LifeBio Inc. and Benjamin Rose Institute Receive Federal SBIR Grant on Aging
LifeBio Inc. and the Benjamin Rose Institute on Ageing have developed an online platform designed to help dementia patients find their lives with the Small Business Innovation Research (SBIR) Grant from the National Institute on Aging of the National Institutes of Health. The grant is $2,499,818 in total for two years of use.
Small Business Innovation Project grant will help build methods to remember people with dementia.
The fiercely competitive SBIR program facilitates the participation of small companies in federal research and development with the potential for trade, such as LifeBio Inc., a business based in Marysville, Columbus, Ohio, which has twenty years of remembrance and life story work experience. In collaborating with non-profit organizations, such as the Benjamin Rose Center on aging, founded in 1908 and a nationally recognized non-profit located in Cleveland. Its mission is to foster support for older adults and caregivers.
Challenges Faced by People Suffering from Dementia
It can be difficult for people living with Alzheimer’s disease and other dementias to access recent memories, whereas long-term memory of personal significance may persist in later stages.
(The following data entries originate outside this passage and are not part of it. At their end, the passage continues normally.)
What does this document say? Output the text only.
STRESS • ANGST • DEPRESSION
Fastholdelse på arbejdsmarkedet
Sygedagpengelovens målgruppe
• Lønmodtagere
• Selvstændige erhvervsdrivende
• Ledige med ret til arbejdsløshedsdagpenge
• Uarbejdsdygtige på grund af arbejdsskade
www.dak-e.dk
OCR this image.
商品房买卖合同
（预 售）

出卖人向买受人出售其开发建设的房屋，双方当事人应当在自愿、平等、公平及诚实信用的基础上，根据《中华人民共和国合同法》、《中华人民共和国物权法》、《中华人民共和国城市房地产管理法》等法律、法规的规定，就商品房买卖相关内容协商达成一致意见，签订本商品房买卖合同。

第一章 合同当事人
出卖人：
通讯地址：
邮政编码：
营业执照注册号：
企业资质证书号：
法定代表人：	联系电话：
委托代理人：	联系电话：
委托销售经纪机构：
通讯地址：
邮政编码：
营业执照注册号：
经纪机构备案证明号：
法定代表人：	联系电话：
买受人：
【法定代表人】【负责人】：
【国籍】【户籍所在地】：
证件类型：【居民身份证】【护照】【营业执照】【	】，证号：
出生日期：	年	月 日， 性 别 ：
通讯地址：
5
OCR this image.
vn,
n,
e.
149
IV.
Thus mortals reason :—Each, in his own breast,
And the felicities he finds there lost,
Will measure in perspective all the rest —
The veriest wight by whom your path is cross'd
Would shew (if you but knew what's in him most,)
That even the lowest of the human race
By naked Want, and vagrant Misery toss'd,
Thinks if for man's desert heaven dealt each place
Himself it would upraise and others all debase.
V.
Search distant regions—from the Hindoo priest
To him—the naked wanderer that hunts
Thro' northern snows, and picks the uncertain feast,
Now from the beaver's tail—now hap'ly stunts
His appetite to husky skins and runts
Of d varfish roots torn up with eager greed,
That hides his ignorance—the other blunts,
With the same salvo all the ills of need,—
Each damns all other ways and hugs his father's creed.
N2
Research suggests that reminiscence therapy, such as life history work (using written and oral life history), maybe an efficient way for people with dementia to tap into long-term memories and boost moods.
Therapy Platform—LifeBio Memory
The grant provides LifeBio Inc. creates a LifeBio Memory reminiscent therapy platform that transmits speech to text and generates life history with its novel machine-learning application.
• It acts as an engaging tool for facilitating contact between dementia patients and their care partners.
• This framework utilizes advanced machine learning (ML), artificial intelligence (AI) and tags to simplify story description formats, conveniently accessible to healthcare professionals and caregivers, in snapshot and Action Plan formats.
How is the Platform’s Effectiveness Improved?
Benjamin researchers are conducting Focus Group Evaluations of the new platform’s prototypes with former and current LifeBio users and potential new users living at home or older living organizations.
A complete fidelity test will be conducted on the enhanced product with employees working with dementia people in housing facilities such as nursing homes and helped living facilities.
Personnel and resident participants will receive questions on closeness, empathy, communication and the quality of life/connections to determine the program’s effectiveness in promoting and improving person-centered care.
Potential Impact of Developing an Online Platform on Patients
• The online platform based on a popular pilot project in nursing homes shows that the LifeBio product of the first generation will improve personal care by better understanding the residents through the unique history of nursing homes.
• With the new research by LifeBio Memory, Benjamin Rose Institute plan to not only repeat the positive findings but show changes in the level of restlessness, anxiety, isolation and strengthened ties between people living with dementia and staff.
“We are excited to grow our existing partnership with LifeBio, Inc., and help bring the LifeBio program to the cutting edge of person-and-family-centered care,” said Silvia Orsulic-Jeras, Research Associate at Benjamin Rose Institute on Aging. “Our previous pilot study of the original LifeBio program demonstrated positive findings, such as reducing depression, increasing job satisfaction among nursing home staff as well as achieving high levels of satisfaction with the program from residents.”